Zo ook in het onderhavige falconarrest, hoewel dit arrest niet is gebaseerd op fraus legis maar op de strekking van de deelnemingsvrijstelling. De Hoge Raad komt in dit arrest maar mijn mening los van de achtergrond van de deelnemingsvrijstelling als hij ook een optiehouder laat delen in de deelnemingsvrijstelling. Een optiehouder is nu eenmaal geen aandeelhouder. Zo ontvangt hij bijvoorbeeld geen dividenden en wordt hij pas aandeelhouder als hij de optie uitoefent. Oefent hij de optie niet uit, dan wordt hij nooit aandeelhouder. Dat de strekking van de deelnemingsvrijstelling het ne–bis–in–idembeginsel is, zal niemand (willen) ontkennen, maar dat deze strekking dan met zich brengt dat de deelnemingsvrijstelling ook van toepassing is op voordeel uit opties, acht ik niet zonder meer inzichtelijk. En wat men ook vindt van het eindoordeel van het arrest – zoals gezegd, met name rechtsoverweging 3.3.2 acht ik concludent – ik zie zonder nadere uitleg niet in dat het ne–bis–in–idembeginsel tot deze conclusie zou moeten leiden. De consequentie is immers nogal verstrekkend, omdat er nu dus twee personen zijn die beiden een (zij het gedeeltelijk) belang hebben bij dezelfde aandelen en die nu dus beiden de deelnemingsvrijstelling deelachtig worden voor de waardeontwikkelingen van dit (gedeeltelijke) belang. Of de wetgever dit destijds ook voor ogen heeft gestaan toen hij de strekking van de deelnemingsvrijstelling formuleerde, waag ik voorzichtig te betwijfelen.
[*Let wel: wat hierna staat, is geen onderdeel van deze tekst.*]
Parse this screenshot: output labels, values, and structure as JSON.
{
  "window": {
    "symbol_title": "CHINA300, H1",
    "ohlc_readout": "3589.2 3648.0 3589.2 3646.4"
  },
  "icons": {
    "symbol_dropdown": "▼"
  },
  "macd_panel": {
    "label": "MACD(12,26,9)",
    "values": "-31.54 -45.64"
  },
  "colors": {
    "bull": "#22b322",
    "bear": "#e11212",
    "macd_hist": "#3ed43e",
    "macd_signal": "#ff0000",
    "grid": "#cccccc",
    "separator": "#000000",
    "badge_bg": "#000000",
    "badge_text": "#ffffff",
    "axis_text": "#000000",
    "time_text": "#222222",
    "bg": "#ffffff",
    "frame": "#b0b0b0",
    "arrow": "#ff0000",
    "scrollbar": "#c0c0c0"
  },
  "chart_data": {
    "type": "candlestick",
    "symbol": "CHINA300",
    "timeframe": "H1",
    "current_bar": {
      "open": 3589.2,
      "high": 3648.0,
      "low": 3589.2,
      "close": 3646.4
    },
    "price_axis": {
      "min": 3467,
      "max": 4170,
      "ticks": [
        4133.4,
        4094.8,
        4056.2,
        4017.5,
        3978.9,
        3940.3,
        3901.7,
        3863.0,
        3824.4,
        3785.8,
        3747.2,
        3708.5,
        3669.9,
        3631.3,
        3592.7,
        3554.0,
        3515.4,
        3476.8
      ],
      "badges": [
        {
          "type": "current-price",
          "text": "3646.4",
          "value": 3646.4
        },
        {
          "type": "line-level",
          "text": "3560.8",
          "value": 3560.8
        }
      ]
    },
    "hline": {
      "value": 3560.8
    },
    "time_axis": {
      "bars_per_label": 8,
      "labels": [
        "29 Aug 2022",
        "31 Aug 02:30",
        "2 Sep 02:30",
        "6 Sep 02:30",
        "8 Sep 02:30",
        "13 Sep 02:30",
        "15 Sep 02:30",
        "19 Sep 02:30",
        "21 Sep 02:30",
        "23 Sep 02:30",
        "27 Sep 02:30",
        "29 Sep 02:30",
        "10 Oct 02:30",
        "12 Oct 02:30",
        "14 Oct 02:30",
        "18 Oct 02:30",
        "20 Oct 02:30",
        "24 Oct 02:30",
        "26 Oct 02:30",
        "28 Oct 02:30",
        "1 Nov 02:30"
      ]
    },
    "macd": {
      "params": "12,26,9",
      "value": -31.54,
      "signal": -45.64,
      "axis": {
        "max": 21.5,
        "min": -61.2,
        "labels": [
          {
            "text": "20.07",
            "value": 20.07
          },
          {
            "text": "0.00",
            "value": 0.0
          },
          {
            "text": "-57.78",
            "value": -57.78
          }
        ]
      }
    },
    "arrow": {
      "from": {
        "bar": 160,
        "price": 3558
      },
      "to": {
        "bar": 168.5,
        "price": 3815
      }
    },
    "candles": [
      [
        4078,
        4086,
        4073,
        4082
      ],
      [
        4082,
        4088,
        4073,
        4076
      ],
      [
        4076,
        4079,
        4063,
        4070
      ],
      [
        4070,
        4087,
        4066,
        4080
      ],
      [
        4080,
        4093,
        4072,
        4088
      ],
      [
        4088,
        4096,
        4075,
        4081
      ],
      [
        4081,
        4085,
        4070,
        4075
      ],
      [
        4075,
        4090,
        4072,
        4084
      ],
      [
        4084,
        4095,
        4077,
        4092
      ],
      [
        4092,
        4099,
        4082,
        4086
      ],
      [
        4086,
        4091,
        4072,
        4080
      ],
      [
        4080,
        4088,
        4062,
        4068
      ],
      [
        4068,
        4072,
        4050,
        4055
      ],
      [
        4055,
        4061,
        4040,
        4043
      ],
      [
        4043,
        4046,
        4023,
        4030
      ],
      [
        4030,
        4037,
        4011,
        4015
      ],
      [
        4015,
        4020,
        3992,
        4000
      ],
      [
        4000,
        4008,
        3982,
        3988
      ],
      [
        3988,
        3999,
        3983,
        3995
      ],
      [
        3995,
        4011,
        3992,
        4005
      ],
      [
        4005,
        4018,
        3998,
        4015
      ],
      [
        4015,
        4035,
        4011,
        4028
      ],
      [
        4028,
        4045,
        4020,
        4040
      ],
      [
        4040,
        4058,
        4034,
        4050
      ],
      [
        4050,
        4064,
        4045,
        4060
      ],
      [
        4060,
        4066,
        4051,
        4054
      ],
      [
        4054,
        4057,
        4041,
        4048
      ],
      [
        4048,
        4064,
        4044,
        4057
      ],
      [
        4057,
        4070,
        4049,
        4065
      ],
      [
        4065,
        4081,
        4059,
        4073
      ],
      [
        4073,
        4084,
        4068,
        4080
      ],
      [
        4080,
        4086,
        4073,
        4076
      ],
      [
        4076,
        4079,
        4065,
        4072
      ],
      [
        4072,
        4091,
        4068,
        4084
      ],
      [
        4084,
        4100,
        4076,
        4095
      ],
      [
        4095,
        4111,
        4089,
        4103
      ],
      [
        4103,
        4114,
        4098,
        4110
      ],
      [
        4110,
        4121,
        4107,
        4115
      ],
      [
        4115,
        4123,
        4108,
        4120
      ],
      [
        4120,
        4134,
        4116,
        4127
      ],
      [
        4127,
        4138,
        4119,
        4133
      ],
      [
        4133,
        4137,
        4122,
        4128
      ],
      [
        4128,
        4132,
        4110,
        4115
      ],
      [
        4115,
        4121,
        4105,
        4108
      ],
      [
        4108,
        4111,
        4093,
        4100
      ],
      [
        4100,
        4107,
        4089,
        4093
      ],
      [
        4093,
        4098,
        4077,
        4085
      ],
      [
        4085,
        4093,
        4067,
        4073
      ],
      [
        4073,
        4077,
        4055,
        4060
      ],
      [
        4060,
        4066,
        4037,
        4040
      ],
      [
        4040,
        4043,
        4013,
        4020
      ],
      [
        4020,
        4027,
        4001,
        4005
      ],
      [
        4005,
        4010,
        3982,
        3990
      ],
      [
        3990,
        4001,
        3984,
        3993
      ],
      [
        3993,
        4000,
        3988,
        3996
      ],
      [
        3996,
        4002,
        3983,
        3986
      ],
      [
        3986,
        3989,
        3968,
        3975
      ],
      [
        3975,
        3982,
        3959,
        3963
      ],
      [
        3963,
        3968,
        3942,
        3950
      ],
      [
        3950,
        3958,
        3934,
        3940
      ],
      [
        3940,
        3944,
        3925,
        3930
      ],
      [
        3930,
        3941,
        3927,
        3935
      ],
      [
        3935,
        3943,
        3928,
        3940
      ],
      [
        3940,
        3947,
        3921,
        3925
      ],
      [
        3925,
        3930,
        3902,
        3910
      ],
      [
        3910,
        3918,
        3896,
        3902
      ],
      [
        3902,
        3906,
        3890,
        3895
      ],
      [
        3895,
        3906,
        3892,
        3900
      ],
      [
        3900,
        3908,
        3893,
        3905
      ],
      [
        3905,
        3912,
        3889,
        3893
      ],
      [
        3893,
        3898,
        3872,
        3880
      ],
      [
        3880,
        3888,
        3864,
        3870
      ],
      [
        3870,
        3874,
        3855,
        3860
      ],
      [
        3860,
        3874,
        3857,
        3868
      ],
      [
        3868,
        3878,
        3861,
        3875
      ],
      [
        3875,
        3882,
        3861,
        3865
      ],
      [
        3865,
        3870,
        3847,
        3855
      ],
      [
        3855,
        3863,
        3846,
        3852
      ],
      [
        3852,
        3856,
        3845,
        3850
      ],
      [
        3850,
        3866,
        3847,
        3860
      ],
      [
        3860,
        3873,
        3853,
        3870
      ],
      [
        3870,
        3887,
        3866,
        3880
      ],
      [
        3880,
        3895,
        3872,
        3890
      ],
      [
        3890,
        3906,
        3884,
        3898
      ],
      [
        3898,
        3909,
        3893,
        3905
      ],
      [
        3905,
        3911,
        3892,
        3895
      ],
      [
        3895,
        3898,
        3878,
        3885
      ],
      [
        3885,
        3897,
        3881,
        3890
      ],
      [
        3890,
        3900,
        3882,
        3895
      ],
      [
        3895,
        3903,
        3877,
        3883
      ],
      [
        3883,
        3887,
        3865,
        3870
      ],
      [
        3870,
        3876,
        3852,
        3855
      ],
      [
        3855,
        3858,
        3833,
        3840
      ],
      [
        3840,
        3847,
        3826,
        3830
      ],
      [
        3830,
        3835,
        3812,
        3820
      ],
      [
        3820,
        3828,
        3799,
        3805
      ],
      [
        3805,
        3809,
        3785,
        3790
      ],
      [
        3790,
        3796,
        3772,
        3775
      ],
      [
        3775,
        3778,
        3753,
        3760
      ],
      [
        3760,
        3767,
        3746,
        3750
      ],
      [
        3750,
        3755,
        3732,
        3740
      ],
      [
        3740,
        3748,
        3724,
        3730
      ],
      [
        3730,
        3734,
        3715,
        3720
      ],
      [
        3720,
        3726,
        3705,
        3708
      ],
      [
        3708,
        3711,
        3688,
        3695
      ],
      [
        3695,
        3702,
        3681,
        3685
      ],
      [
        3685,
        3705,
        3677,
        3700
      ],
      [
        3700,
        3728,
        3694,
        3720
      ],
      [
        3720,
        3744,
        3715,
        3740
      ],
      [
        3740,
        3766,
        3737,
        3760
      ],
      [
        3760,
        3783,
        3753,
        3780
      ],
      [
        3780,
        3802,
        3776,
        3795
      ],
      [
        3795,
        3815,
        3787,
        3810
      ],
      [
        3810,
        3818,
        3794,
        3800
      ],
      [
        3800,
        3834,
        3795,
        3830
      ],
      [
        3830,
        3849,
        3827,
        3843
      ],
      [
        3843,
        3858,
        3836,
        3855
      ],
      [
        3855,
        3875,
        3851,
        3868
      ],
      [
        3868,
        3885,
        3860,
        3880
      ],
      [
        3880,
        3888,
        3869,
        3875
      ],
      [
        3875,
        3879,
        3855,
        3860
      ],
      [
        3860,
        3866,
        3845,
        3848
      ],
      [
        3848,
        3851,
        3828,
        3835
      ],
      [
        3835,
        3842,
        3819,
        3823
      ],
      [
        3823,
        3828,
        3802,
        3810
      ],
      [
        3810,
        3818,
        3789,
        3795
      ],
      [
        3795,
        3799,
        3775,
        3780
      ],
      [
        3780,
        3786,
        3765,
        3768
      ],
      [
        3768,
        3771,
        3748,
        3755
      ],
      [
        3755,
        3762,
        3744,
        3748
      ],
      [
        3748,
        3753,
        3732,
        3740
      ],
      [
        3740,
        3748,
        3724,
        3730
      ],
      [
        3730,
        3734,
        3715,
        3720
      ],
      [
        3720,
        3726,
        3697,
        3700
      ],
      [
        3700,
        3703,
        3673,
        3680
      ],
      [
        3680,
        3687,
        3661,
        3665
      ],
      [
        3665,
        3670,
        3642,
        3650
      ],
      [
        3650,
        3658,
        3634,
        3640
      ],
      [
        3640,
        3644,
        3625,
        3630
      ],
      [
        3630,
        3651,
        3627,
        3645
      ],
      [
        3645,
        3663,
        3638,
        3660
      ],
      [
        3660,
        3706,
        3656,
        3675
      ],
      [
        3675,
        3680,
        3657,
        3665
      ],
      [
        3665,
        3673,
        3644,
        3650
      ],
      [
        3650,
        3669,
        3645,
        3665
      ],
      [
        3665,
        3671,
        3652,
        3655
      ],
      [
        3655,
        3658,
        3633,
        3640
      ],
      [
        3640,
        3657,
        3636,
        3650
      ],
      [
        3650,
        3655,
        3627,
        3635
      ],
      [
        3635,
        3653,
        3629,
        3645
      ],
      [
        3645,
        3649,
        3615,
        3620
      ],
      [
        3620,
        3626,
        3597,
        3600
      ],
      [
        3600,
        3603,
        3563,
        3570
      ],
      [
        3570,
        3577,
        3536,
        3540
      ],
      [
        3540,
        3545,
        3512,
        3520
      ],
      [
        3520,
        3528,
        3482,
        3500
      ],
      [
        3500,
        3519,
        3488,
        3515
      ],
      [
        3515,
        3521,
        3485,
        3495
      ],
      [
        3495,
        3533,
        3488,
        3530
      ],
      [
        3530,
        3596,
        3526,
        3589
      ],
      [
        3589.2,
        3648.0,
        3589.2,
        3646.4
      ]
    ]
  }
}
Dit betekent dat de Hoge Raad in deze kwestie naar mijn mening de formele lijn had moeten kiezen en opties op aandelen niet onder het regime van de deelnemingsvrijstelling had moeten brengen, doch deze keuze had moeten overlaten aan de wetgever. Waarmee ik overigens niet zeg dat de wetgever tot een andere keuze zou komen. 11 In het verleden heeft de Hoge Raad dit ook wel eens gedaan, al dan niet onder gunning aan de wetgever van een redelijke termijn om tot wetgeving te geraken. 12 Reageert de wetgever binnen deze redelijke termijn op adequate wijze, dan is er voor de Hoge Raad geen taak meer weg gelegd. 13

Ik meen dus dat de Hoge Raad zich in het falconarrest terughoudend had moeten opstellen en het oordeel had moeten overlaten aan de wetgever. De wetgever is immers bij uitstek in staat om vanuit bepaalde achterliggende uitgangspunten – in casu zal dat de strekking van de deelnemingsvrijstelling zijn – een sluitend systeem tot stand te brengen. De rechter is daarvoor per definitie ongeschikt vanwege de concrete casus waarover hij heeft te oordelen. Vragen die rijzen, maar buiten de desbetreffende concrete casus liggen, kan hij dan ook niet beantwoorden. Daarvoor is dan eerst weer nieuwe jurisprudentie nodig en ook dat komt de rechtszekerheid niet ten goede.